@hayko-cepkin
bence çok uçmayın bu kadar, sadece uzakdoğuda kadrosu üretiliyo diğer fason kadrolar gibi aynı banttan geçerek, üstüne basılıyo marka sonra ne mutlu Türk'üm diyene, al sana Türk malı.
sadece burada montajı yapılıyo, kurusıkı tabanca tofaş araba gibi..
tabi uzakdoğudaki ucuz işçilikle çok ufak maliyetle yaptırılıyor, adam gibi servisi de yok, sadece bu ülke sınırları içersine özgü satış ve pazarlama söz konusu.

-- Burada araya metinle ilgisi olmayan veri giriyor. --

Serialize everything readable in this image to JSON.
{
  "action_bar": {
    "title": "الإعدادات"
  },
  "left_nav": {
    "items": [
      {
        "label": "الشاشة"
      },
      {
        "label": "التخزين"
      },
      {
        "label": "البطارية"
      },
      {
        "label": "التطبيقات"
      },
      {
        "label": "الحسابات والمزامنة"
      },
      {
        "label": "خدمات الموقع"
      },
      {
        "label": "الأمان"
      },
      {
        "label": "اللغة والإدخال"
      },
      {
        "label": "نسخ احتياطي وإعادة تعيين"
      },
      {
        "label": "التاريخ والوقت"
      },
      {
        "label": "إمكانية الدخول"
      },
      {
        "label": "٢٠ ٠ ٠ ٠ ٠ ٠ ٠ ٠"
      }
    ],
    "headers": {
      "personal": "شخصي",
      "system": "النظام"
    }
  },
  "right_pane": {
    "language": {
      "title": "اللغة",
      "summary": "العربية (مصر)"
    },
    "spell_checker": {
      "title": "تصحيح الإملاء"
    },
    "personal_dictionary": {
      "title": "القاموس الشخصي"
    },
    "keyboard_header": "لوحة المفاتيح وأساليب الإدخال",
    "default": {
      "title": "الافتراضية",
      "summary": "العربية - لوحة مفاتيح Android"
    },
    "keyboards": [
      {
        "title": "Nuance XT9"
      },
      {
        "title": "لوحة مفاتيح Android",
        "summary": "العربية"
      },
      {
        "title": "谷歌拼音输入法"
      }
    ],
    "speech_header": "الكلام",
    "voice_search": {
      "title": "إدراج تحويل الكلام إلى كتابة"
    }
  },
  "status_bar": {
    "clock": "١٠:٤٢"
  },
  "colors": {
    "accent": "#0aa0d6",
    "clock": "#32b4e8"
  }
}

O yüzden de buradaki Amerikan, Alman ve İsviçre malı bir takım bisikletlere göre daha ucuzdur, birebir aynı konforu vermese de yakın tatminliktedir.
en son kısmında da bu şekilde de bisikletini bilmeyen ve kulaktan(ya da forumdan) dolma bilgilerle bu arkadaşlar tarafından %100 Türk malı deniyor.
Burada fabrikası olup da İngiltere'ye, Çin'e ve bu markanın getirtildiği ülkeye de satan, günde 600tane üreten, İngiltere'ye de 100.000 tane satan asıl gururumuz olabilecek markalar da var, onlar da süpermarket bisikleti olarak da bir güzel aşağılanır.Ama binen de bilmez bisikleti, kendi bisikletinin rahatlığını söyler.(dikkat edin de bisikleti kötülemiyorum,ben de ona binmedim.)
Doğrusu bu bisikleti ben de beğeniyorum biçim olarak görüntü olarak, arkadaşımın da var gerçekten güzel bisiklet ama bir yerden sonra da uçmamak en iyisi derim.(yani şeklini falan, hiç sürmedim)
Yani abartmamak, gerçeğin dışında yansıtmak, hatta en can alıcı kısmı da insanların milli duygularını da kullanmamak en doğrusu.
Ben bunlara karşıyım, bisikletin nasıl olduğu zaten umrumda bile olmaz asla bu konuya gelindiğinde, konforu şusu busu gerçekten umrumda değil.
Bu konu başka konuları da açar elbet ama tekrar tekrar yorulmıycam, siz gene Türk malı deyin canınızın istediği, cahilliğinizin son sınırına kadar, kimsenin parası beni ilgilendirmez ama bir malı pazarlarken veya sunarken de hoş olmuyo böyle şeyler.Ticaretten de anladığım için de biliyorum neyin ne malı olduğunu, ya da ne malı sayılabileceğini.
Türk markasıyla Türk malı aynı değildir.